Hello everybody, I hope you’re having an incredible day today. Today, we’re going to make a special dish, yeon eoh deob bab(salmon on rice), a borrowed idea from the tour of tastes. It is one of my favorites food recipes. For mine, I’m gonna make it a bit unique. This will be really delicious.
Yeon Eoh Deob Bab(Salmon On Rice), a Borrowed Idea from The Tour of Tastes. You can have Yeon Eoh Deob […] Recipe: Tasty Yeon Eoh Deob Bab(Salmon On Rice), a Borrowed Idea from The Tour of Tastes. Yeon Eoh Deob Bab(Salmon On Rice), a Borrowed Idea from The Tour of Tastes.
Yeon Eoh Deob Bab(Salmon On Rice), a Borrowed Idea from The Tour of Tastes is one of the most popular of recent trending meals in the world. It’s enjoyed by millions daily. It is easy, it is quick, it tastes delicious. They are fine and they look wonderful. Yeon Eoh Deob Bab(Salmon On Rice), a Borrowed Idea from The Tour of Tastes is something that I have loved my entire life.

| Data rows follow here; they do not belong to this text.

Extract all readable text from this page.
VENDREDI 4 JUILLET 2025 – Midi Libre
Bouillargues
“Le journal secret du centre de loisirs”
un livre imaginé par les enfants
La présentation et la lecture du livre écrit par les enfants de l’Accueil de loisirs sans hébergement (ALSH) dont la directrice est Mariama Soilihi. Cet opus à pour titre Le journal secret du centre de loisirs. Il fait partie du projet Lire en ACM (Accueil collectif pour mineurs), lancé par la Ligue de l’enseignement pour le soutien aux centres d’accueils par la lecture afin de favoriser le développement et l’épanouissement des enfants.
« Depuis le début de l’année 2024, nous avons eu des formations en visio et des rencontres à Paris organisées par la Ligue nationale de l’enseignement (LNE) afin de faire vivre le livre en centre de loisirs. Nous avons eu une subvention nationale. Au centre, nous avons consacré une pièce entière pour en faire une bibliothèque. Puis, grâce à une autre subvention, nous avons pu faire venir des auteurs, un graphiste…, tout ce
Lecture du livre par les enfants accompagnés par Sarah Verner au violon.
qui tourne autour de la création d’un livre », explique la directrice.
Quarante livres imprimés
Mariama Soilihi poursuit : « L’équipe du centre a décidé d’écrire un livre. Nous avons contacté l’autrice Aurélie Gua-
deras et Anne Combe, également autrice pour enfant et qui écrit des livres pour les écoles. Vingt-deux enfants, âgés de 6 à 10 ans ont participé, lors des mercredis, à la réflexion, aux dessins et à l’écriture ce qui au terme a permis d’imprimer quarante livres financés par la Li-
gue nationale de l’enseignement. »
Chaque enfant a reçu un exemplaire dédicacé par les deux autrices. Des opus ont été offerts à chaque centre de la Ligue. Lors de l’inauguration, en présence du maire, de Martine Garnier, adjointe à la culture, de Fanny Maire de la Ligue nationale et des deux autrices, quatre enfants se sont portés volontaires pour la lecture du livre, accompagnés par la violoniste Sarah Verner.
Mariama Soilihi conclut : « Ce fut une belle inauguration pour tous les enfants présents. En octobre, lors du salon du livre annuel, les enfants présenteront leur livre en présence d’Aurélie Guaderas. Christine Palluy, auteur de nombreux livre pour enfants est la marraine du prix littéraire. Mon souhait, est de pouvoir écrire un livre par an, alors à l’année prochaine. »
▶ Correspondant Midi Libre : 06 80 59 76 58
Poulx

To begin with this recipe, we have to first prepare a few components. You can cook yeon eoh deob bab(salmon on rice), a borrowed idea from the tour of tastes using 14 ingredients and 7 steps. Here is how you cook that.
The ingredients needed to make Yeon Eoh Deob Bab(Salmon On Rice), a Borrowed Idea from The Tour of Tastes:
- Prepare 5 oz salmon, sashimi quality
- Get Salt
- Get 2 oz masago
- Make ready 4 Tbsp sushi seasoning
- Prepare 1 package radish sprouts
- Take 1 kale flower
- Prepare Cooked rice for 4 people
- Take Sauce:
- Take 4 Tbsp soy sauce
- Take 1 Tbsp Mirin
- Make ready 1 tsp lemon zest
- Get Juice of 1/2 big lemon
- Make ready 1 sprinkle or two of Ichimi Togarashi(Japanese red chili) for heat
- Make ready Wasabi
Yeon Eoh Deob Bab(Salmon On Rice), a Borrowed Idea from The Tour of Tastes step by step. Masago, radish sprouts and kale flower. Sprinkle salt and little bit of water(in that order)on salmon. I followed this step from the show.
Instructions to make Yeon Eoh Deob Bab(Salmon On Rice), a Borrowed Idea from The Tour of Tastes:
- Masago, radish sprouts and kale flower
- Finely chopped kale flower. Soak in ice water for 15 minutes. Drain well.
- Sprinkle salt and little bit of water(in that order)on salmon. Set aside for 60 minutes. I followed this step from the show. I think the chef wanted to season the fish so when you chew on it, it wouldn’t be bland. I guess. I hope that I am right. Besides, I like to taste each and every ingredients in a dish. And when all the different tastes bland in harmony, the recipe is a success.
- After 60 minutes, rinse fish well. Dab with paper towel to dry fish well. Slice into 1/5 of an inch.
- When rice is cooked. Put in a bowl, add 2 tbsp of sushi seasoning, 2 Tablespoon of masago. Mix well.
- Mix all ingredients for sauce. Add wasabi to desired taste.
- In a bowl, put rice. On top, arrange some kale flower, radish sprouts and salmon. Pour sauce. Enjoy!